In Abbildung 2 ist dargestellt, welche Gruppen besonders von Diskriminierungserfahrung betroffen sind. In der aktuellen Erhebung des Berlin Science Survey wurden Diversitätsmerkmale abgefragt, die verschiedene Untergruppen identifizierbar machen. Nicht überraschend, aber hier erstmals durch Zahlen belegbar ist, dass Frauen (34 %), diverse Wissenschaftler:innen und solche, die ethnischen oder religiösen Minderheiten angehören, häufiger Diskriminierung erfahren (jeweils ca. 40 %) als der Durchschnitt.
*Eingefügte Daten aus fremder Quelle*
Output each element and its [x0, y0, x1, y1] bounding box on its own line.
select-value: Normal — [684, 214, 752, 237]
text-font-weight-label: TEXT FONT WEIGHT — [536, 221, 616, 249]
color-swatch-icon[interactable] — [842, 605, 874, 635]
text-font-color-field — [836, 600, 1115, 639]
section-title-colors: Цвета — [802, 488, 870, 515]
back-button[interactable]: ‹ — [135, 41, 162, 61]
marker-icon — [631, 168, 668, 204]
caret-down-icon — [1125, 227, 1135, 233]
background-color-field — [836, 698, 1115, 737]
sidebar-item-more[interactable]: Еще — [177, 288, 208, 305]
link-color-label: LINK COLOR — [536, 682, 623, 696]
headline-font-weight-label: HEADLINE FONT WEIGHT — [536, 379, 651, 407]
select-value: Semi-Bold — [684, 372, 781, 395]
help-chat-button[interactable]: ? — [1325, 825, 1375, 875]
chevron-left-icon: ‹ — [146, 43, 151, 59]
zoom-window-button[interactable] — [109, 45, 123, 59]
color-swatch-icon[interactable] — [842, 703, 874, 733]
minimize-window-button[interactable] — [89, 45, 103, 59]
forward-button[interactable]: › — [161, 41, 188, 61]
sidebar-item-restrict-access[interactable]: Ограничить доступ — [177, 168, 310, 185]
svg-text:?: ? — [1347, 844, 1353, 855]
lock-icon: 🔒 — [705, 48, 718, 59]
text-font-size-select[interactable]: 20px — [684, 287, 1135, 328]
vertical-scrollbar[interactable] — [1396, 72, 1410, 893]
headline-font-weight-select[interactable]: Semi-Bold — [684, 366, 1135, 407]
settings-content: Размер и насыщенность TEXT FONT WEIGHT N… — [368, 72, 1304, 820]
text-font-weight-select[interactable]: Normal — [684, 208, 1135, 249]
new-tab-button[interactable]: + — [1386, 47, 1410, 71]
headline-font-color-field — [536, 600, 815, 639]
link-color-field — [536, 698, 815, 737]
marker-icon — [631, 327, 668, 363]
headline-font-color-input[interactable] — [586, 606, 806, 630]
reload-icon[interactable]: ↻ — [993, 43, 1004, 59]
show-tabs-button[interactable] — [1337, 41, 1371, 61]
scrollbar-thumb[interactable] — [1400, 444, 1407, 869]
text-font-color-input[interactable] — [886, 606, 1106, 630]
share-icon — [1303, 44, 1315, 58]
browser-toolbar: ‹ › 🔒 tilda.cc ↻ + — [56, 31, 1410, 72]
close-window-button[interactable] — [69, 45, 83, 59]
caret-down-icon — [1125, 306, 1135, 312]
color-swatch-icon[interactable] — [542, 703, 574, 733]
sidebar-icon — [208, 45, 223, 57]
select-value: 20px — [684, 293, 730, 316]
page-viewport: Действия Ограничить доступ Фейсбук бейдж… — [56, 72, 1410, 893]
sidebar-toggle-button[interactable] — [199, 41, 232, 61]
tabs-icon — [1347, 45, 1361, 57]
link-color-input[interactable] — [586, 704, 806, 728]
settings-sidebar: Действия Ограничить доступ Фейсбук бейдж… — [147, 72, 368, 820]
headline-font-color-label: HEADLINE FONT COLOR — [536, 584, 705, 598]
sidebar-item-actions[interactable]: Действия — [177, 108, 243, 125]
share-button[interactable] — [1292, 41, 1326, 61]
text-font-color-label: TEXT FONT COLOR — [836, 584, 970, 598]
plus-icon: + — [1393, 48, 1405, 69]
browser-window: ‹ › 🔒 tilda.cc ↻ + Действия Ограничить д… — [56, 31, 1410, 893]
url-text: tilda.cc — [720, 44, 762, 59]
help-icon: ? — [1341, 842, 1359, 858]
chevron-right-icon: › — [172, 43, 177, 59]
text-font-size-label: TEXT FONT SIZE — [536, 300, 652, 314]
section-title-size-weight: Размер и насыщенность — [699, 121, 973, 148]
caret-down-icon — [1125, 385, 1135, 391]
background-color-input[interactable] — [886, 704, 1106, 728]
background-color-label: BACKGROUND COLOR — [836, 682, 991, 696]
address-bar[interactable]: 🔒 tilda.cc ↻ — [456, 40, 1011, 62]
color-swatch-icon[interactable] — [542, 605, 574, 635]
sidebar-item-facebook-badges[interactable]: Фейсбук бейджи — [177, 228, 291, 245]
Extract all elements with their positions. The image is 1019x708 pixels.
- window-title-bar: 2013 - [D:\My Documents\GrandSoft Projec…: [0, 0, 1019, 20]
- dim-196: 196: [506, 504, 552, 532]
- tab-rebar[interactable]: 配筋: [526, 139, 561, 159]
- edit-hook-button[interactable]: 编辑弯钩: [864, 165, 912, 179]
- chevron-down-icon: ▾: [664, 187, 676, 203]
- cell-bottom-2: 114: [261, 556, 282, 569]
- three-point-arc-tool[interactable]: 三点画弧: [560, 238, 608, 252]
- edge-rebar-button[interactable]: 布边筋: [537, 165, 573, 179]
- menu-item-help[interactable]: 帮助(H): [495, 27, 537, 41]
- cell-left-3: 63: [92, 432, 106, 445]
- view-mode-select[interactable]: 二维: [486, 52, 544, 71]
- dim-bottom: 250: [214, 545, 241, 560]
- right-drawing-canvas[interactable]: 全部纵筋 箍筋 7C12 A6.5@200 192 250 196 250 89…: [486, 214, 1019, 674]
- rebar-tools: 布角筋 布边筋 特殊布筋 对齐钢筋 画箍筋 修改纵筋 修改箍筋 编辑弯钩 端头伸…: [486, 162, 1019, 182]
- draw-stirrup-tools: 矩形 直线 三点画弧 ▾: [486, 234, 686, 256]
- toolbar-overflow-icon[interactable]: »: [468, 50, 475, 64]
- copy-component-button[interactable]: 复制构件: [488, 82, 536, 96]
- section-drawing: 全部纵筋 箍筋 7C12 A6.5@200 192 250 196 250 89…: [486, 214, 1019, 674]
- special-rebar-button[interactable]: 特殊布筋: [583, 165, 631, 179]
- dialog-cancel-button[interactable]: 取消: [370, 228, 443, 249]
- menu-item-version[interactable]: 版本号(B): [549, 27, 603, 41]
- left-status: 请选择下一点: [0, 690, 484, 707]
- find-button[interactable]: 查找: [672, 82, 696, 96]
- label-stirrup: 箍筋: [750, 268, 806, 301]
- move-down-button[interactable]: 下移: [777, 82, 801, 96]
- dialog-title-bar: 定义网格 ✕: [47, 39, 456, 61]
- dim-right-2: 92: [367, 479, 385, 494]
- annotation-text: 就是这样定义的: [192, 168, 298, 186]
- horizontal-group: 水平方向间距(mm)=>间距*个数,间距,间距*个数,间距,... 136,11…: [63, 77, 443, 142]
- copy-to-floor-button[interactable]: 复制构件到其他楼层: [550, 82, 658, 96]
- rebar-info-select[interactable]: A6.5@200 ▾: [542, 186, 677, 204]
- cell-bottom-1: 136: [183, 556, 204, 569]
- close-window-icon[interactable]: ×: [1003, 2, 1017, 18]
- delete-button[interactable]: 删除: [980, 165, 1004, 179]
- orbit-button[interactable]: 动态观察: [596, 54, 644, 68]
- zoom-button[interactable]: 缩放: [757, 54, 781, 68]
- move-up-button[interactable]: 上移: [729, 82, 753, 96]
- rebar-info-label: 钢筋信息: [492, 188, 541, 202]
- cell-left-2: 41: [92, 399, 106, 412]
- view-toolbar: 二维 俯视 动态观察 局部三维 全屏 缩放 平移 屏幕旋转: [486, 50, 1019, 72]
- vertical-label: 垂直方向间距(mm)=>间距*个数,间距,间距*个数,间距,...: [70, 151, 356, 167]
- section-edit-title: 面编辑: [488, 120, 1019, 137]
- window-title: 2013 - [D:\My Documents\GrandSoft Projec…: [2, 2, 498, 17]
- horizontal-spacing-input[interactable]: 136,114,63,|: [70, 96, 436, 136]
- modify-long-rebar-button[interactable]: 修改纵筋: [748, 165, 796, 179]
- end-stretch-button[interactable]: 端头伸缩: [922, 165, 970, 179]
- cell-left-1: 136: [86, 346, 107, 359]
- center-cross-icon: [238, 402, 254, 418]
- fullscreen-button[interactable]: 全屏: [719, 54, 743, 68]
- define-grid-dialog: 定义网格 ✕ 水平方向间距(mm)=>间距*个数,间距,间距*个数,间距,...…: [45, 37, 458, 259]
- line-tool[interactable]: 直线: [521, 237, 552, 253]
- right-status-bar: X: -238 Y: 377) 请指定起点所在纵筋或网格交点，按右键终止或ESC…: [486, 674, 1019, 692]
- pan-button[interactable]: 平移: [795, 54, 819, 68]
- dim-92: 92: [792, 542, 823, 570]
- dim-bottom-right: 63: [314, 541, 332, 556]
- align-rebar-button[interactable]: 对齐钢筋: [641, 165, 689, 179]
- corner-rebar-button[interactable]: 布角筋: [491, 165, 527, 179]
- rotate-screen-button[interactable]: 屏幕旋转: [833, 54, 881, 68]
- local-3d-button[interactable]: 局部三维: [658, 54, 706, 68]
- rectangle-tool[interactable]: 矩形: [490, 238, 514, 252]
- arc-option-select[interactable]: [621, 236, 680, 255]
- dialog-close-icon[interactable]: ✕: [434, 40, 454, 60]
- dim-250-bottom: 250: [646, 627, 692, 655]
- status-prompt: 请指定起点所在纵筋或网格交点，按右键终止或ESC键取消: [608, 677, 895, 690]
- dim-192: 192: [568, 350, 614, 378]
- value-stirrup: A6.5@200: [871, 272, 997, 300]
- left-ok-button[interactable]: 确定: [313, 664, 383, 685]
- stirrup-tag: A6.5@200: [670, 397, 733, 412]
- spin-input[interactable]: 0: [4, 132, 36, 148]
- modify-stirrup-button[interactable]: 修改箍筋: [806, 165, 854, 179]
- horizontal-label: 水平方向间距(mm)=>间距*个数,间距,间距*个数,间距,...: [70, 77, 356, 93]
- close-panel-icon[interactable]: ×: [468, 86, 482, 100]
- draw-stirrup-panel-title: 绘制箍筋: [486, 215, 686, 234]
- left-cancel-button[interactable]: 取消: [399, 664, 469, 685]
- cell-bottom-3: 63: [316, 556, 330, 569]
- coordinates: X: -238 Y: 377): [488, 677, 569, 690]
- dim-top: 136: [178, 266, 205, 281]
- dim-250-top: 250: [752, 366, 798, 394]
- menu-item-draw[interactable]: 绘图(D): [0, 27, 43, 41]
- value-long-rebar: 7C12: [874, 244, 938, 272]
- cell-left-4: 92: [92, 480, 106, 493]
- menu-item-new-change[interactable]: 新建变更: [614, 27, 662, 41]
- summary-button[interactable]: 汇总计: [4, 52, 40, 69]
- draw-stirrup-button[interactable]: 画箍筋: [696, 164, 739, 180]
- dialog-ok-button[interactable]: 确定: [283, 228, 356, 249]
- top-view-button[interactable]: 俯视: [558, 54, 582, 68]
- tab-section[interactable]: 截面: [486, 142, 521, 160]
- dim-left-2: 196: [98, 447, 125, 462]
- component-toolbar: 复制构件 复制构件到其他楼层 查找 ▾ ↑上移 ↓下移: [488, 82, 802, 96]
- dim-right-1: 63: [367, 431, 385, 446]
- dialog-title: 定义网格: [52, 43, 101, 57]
Auch Personen mit langanhaltenden psychischen oder körperlichen Erkrankungen (38 bzw. 34 %) berichten häufiger von Diskriminierung als der Gesamtdurchschnitt.

Abbildung 2 Diskriminierung nach Subgruppen
Abbildung 2 Diskriminierung nach Subgruppen

Die Daten des BSS sind die ersten Querschnittsdaten für den Berliner Forschungsraum. Sie zeigen, dass sich Diskriminierung in der Wissenschaft nicht auf Einzelfälle beschränkt. Die Erhebung und Bereitstellung solcher Querschnittszahlen kann ein wichtiger erster Schritt sein, die Sensibilität für das Thema zu erhöhen, und bei allen Beteiligten eine größere Aufmerksamkeit für Diskriminierungen im Alltag zu wecken. Weitere Untersuchungen sind jedoch nötig, um mögliche strukturelle Probleme besser zu verstehen: In welchen Arbeitskontexten kommt Diskriminierung gehäuft vor? Gibt es einen Zusammenhang mit den Rahmenbedingungen, Arbeitskulturen, Erwartungsdruck, Stress? Welche Rolle spielen Unsicherheiten und Abhängigkeiten innerhalb der Arbeitsgruppen?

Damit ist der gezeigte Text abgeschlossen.